Les trois morceaux inédits de cette réédition, L’envie, Passager et Des nouvelles, sont une suite logique de cette introspection.
Entretemps, j’ai remarqué qu’il m’était impossible d’écrire une chronique autrement qu’avec sincérité, et c’est bien de cela que l’on parle ici. Les mots de Ben Mazué ne nécessitent pas d’être réinterprétés, cet album se déroule et se reçoit comme une simple vérité. Ce qui plaît dans cette vérité, c’est qu’elle se pare de poésie, même dans ses parts les plus terre-à-terre. Si la voix de Ben est légère, elle traduit une certaine pudeur, et ne s’attarde pas sur le côté « drama » d’une vie. Elle permet en revanche de se laisser entraîner par les notes de Guillaume Poncelet, quitte à ce que le piano et les cuivres occupent l’esprit de manière entêtante. C’est peut-être là, la clé du succès des paroliers, chanteurs et musiciens français, ceux que la « variété » n’a pas encore fanés : un peu de réel, des mélodies habiles, semées d’attentions et de sentiments discrets, dont chacun est libre de s’emparer, ou non.
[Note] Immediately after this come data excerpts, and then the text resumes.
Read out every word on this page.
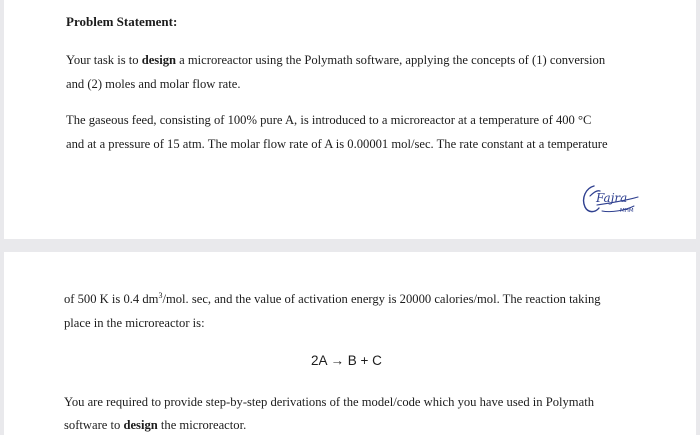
Problem Statement:

Your task is to design a microreactor using the Polymath software, applying the concepts of (1) conversion

and (2) moles and molar flow rate.

The gaseous feed, consisting of 100% pure A, is introduced to a microreactor at a temperature of 400 °C

and at a pressure of 15 atm. The molar flow rate of A is 0.00001 mol/sec. The rate constant at a temperature

Fajra
MHM

of 500 K is 0.4 $dm^3$/mol. sec, and the value of activation energy is 20000 calories/mol. The reaction taking

place in the microreactor is:

2A → B + C

You are required to provide step-by-step derivations of the model/code which you have used in Polymath

software to design the microreactor.
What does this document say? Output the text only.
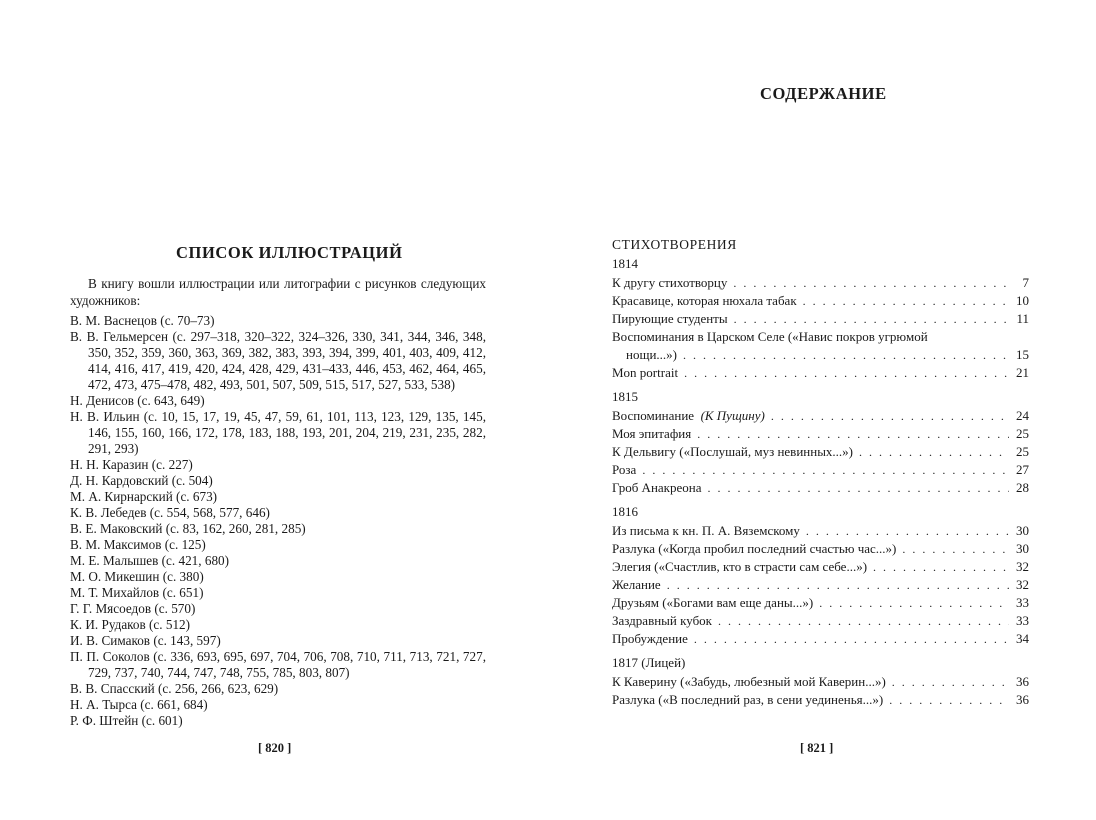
СПИСОК ИЛЛЮСТРАЦИЙ
В книгу вошли иллюстрации или литографии с рисунков следующих художников:
В. М. Васнецов (с. 70–73)
В. В. Гельмерсен (с. 297–318, 320–322, 324–326, 330, 341, 344, 346, 348, 350, 352, 359, 360, 363, 369, 382, 383, 393, 394, 399, 401, 403, 409, 412, 414, 416, 417, 419, 420, 424, 428, 429, 431–433, 446, 453, 462, 464, 465, 472, 473, 475–478, 482, 493, 501, 507, 509, 515, 517, 527, 533, 538)
Н. Денисов (с. 643, 649)
Н. В. Ильин (с. 10, 15, 17, 19, 45, 47, 59, 61, 101, 113, 123, 129, 135, 145, 146, 155, 160, 166, 172, 178, 183, 188, 193, 201, 204, 219, 231, 235, 282, 291, 293)
Н. Н. Каразин (с. 227)
Д. Н. Кардовский (с. 504)
М. А. Кирнарский (с. 673)
К. В. Лебедев (с. 554, 568, 577, 646)
В. Е. Маковский (с. 83, 162, 260, 281, 285)
В. М. Максимов (с. 125)
М. Е. Малышев (с. 421, 680)
М. О. Микешин (с. 380)
М. Т. Михайлов (с. 651)
Г. Г. Мясоедов (с. 570)
К. И. Рудаков (с. 512)
И. В. Симаков (с. 143, 597)
П. П. Соколов (с. 336, 693, 695, 697, 704, 706, 708, 710, 711, 713, 721, 727, 729, 737, 740, 744, 747, 748, 755, 785, 803, 807)
В. В. Спасский (с. 256, 266, 623, 629)
Н. А. Тырса (с. 661, 684)
Р. Ф. Штейн (с. 601)
[ 820 ]
СОДЕРЖАНИЕ
СТИХОТВОРЕНИЯ
1814
К другу стихотворцу . . .	7
Красавице, которая нюхала табак . . .	10
Пирующие студенты . . .	11
Воспоминания в Царском Селе («Навис покров угрюмой
нощи...») . . .	15
Mon portrait . . .	21
1815
Воспоминание  (К Пущину) . . .	24
Моя эпитафия . . .	25
К Дельвигу («Послушай, муз невинных...») . . .	25
Роза . . .	27
Гроб Анакреона . . .	28
1816
Из письма к кн. П. А. Вяземскому . . .	30
Разлука («Когда пробил последний счастью час...») . . .	30
Элегия («Счастлив, кто в страсти сам себе...») . . .	32
Желание . . .	32
Друзьям («Богами вам еще даны...») . . .	33
Заздравный кубок . . .	33
Пробуждение . . .	34
1817 (Лицей)
К Каверину («Забудь, любезный мой Каверин...») . . .	36
Разлука («В последний раз, в сени уединенья...») . . .	36
[ 821 ]
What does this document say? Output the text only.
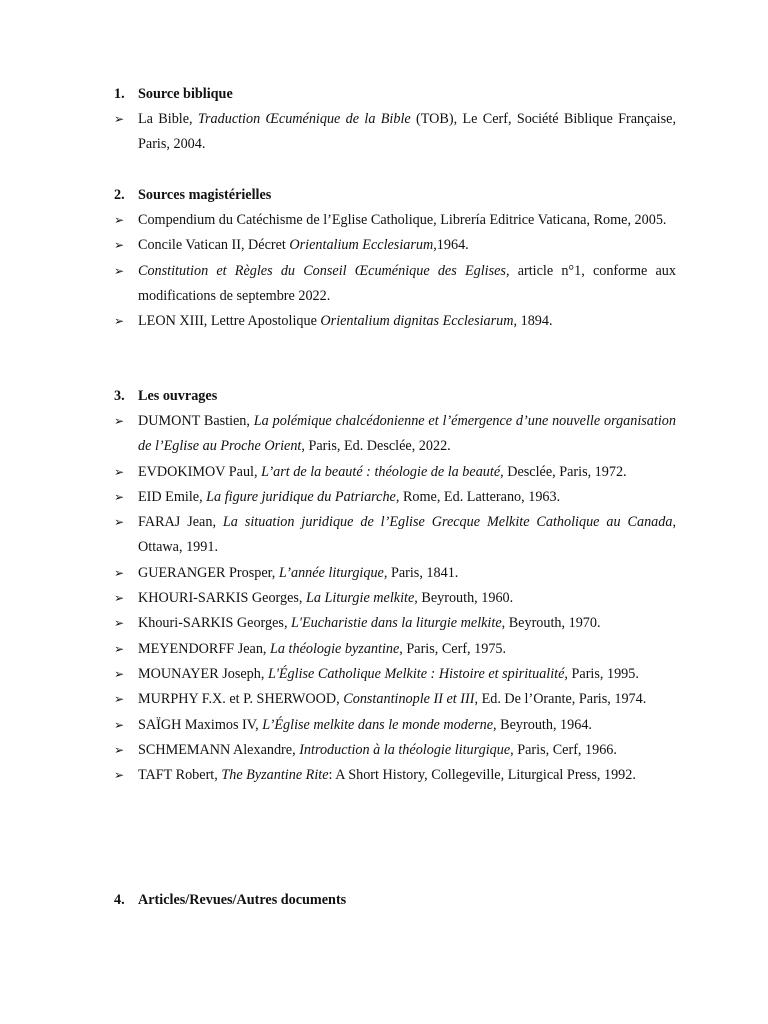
1. Source biblique
➢ La Bible, Traduction Œcuménique de la Bible (TOB), Le Cerf, Société Biblique Française, Paris, 2004.
2. Sources magistérielles
➢ Compendium du Catéchisme de l’Eglise Catholique, Librería Editrice Vaticana, Rome, 2005.
➢ Concile Vatican II, Décret Orientalium Ecclesiarum,1964.
➢ Constitution et Règles du Conseil Œcuménique des Eglises, article n°1, conforme aux modifications de septembre 2022.
➢ LEON XIII, Lettre Apostolique Orientalium dignitas Ecclesiarum, 1894.
3. Les ouvrages
➢ DUMONT Bastien, La polémique chalcédonienne et l’émergence d’une nouvelle organisation de l’Eglise au Proche Orient, Paris, Ed. Desclée, 2022.
➢ EVDOKIMOV Paul, L’art de la beauté : théologie de la beauté, Desclée, Paris, 1972.
➢ EID Emile, La figure juridique du Patriarche, Rome, Ed. Latterano, 1963.
➢ FARAJ Jean, La situation juridique de l’Eglise Grecque Melkite Catholique au Canada, Ottawa, 1991.
➢ GUERANGER Prosper, L’année liturgique, Paris, 1841.
➢ KHOURI-SARKIS Georges, La Liturgie melkite, Beyrouth, 1960.
➢ Khouri-SARKIS Georges, L'Eucharistie dans la liturgie melkite, Beyrouth, 1970.
➢ MEYENDORFF Jean, La théologie byzantine, Paris, Cerf, 1975.
➢ MOUNAYER Joseph, L'Église Catholique Melkite : Histoire et spiritualité, Paris, 1995.
➢ MURPHY F.X. et P. SHERWOOD, Constantinople II et III, Ed. De l’Orante, Paris, 1974.
➢ SAÏGH Maximos IV, L’Église melkite dans le monde moderne, Beyrouth, 1964.
➢ SCHMEMANN Alexandre, Introduction à la théologie liturgique, Paris, Cerf, 1966.
➢ TAFT Robert, The Byzantine Rite: A Short History, Collegeville, Liturgical Press, 1992.
4. Articles/Revues/Autres documents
C’est certainement la force de ce duo, d’une amitié, et cette authenticité cultivée depuis déjà dix ans qui donnent corps à ce quatrième opus. Aussi, Ben Mazué est loin de son premier essai, et cela se voit. Si la vraie vie n’est pas toujours sexy, c’est peut-être d’albums comme celui-ci dont on a parfois besoin, ce genre qui fait qu’à l’intérieur, ça brille. Alors merci Ben Mazué, car on ne l’exprime jamais assez, cette gratitude que l’on ressent, quand la musique nous fait vibrer, avec ce qui vient du dedans.